Could a 45-minute weekly digital coach be the key to reversing diabetes? New study of 130k+ adults shows dramatic risk reduction and remission rates, without pills or extreme diets.
Study: Lifestyle Modification in Prediabetes and Diabetes: A Large Population Analysis. Image Credit: RSplaneta / Shutterstock
In a recent article published in the journal Nutrients, researchers in the United States assessed a large population of prediabetic, diabetic, and healthy individuals to test the effectiveness of a digital lifestyle modification program in reducing cardiovascular and diabetes risk and improving metabolic markers.
Their findings indicate that the lifestyle intervention significantly reduced 10-year diabetes risk among prediabetics by nearly 46% and increased the diabetes remission rate, highlighting the importance of lifestyle changes.
However, the study was not a randomized trial, and participation in the lifestyle intervention was voluntary, which may introduce selection bias.
Background
Diabetes mellitus is diagnosed based on elevated fasting glucose or HbA1c levels and is a significant risk factor for neuropathy, retinopathy, kidney disease, and atherosclerotic cardiovascular disease (ASCVD).
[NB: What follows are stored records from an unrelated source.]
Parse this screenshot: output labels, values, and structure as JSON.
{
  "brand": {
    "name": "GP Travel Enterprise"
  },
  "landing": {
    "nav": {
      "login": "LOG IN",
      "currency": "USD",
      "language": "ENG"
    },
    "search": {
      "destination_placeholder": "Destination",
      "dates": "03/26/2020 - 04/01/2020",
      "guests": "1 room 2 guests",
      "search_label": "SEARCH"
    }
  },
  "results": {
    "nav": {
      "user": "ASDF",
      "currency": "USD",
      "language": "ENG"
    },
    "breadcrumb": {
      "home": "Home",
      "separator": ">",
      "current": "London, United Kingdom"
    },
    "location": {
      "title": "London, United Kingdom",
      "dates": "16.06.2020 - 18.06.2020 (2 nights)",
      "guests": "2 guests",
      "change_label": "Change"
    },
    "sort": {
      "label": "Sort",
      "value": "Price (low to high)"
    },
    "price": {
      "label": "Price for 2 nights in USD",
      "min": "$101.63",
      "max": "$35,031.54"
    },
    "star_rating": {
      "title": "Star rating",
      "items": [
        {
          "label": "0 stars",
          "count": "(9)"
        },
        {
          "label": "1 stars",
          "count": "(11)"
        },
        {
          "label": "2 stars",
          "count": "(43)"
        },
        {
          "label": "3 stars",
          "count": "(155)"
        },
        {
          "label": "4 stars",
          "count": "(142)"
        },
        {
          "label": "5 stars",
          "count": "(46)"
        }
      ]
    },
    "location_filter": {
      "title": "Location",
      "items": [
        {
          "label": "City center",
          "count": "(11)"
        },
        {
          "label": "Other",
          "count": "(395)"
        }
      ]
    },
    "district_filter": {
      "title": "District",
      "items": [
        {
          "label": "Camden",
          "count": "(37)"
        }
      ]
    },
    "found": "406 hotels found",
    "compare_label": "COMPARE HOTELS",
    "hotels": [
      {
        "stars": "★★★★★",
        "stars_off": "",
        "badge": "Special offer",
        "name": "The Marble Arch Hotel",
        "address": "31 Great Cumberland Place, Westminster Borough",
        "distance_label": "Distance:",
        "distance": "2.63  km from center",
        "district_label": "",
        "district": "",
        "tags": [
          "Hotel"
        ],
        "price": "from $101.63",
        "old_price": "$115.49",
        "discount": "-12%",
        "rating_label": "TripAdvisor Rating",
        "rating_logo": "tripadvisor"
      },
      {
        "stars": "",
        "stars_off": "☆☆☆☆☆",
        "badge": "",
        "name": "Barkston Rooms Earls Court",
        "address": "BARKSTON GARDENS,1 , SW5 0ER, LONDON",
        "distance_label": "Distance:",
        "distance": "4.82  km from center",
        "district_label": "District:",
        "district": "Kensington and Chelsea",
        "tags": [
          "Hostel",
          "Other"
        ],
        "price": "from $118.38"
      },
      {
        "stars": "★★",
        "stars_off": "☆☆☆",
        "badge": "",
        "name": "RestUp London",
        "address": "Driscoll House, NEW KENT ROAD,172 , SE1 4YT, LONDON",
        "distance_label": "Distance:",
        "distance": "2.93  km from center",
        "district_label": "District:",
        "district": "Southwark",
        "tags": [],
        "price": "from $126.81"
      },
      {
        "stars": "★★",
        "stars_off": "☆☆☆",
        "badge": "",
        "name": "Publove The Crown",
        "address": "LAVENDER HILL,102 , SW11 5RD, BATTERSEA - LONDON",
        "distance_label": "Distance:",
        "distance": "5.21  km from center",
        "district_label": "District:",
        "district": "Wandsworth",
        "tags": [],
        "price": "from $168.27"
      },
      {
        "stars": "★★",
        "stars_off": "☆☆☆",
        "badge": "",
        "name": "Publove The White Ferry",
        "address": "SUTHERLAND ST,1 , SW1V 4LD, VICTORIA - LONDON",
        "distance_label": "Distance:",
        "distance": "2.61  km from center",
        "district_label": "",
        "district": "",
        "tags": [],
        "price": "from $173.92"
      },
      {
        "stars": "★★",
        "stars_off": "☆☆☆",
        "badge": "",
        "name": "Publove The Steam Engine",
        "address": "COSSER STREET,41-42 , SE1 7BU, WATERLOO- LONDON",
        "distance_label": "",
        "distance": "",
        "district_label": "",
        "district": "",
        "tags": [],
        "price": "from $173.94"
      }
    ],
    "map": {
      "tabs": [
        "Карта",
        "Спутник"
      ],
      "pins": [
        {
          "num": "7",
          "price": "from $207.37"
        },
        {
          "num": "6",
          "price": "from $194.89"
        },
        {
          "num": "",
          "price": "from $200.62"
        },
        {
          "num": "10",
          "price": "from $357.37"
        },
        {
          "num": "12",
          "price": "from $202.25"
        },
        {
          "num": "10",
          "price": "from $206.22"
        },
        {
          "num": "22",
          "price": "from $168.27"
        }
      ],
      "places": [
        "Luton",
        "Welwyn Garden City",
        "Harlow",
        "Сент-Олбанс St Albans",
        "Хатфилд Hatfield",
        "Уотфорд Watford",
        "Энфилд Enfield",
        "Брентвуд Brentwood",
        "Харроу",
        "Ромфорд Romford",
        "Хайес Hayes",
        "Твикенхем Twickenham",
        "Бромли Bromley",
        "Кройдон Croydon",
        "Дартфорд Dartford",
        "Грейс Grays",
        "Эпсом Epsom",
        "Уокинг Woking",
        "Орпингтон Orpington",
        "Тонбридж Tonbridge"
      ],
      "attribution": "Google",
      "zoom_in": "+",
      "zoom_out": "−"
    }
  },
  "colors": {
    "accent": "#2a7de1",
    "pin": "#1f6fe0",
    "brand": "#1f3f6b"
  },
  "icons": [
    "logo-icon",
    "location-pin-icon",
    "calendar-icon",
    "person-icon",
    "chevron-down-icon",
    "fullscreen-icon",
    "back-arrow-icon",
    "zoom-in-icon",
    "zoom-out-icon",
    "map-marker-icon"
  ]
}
Prediabetes affects about one-third of middle-aged and older adults in the United States, and various factors such as inactivity, family history, and obesity increase the risk of progressing to diabetes.
Behavioral lifestyle interventions that target 7% weight loss and increased physical activity can halve diabetes risk, but traditional programs require frequent in-person sessions and are not widely adopted. Risk prediction models have been developed to identify high-risk individuals, using factors like glucose, body mass index (BMI), high-density lipoprotein cholesterol (HDL-C), and triglycerides.
The authors previously developed a 10-year diabetes risk model based on glycated serum albumin (not glycated serum protein), fasting glucose, adiponectin, and triglycerides, which achieved high predictive accuracy using prospective data from the Framingham Offspring Study. Given the importance of lifestyle changes in diabetes and ASCVD prevention, easily implementable interventions targeting high-risk individuals need to be tested.
About the study
The study evaluated 133,764 adults, categorizing them as diabetic (7.5%), prediabetic (36.2%), and healthy (56.3%), based on fasting glucose and HbA1c levels.
Participants underwent fasting blood tests measuring adiponectin, insulin, glucose, HbA1c, glycated serum protein, high-sensitivity C-reactive protein (hs-CRP), fibrinogen, myeloperoxidase, lipoprotein-associated phospholipase A2 (LpPLA2), direct low-density lipoprotein cholesterol (LDL-C), small dense LDL-C, and standard lipids, using automated and standardized assays.
After 6 to 12 months, follow-up blood sampling was conducted for slightly over 20% of prediabetics and 22% of diabetics. Among those with follow-up data, 12.2% of prediabetic and 9.7% of diabetic participants agreed to participate in a digital, voluntary, dietitian-guided lifestyle program focused on dietary and behavioral changes.
The program’s impact was assessed using a biochemical 10-year diabetes risk model previously developed by the authors using data from the Framingham Offspring Study. The model incorporated fasting glucose, glycated serum albumin, adiponectin, and triglyceride levels.
Changes in diabetes risk, metabolic markers, weight loss, and remission rates were analyzed to determine the program’s effectiveness compared to participants who did not engage in the intervention.
Findings
Diabetic and prediabetic groups had fewer women than the group of healthy subjects and were significantly older and heavier, with higher BMI and body weight.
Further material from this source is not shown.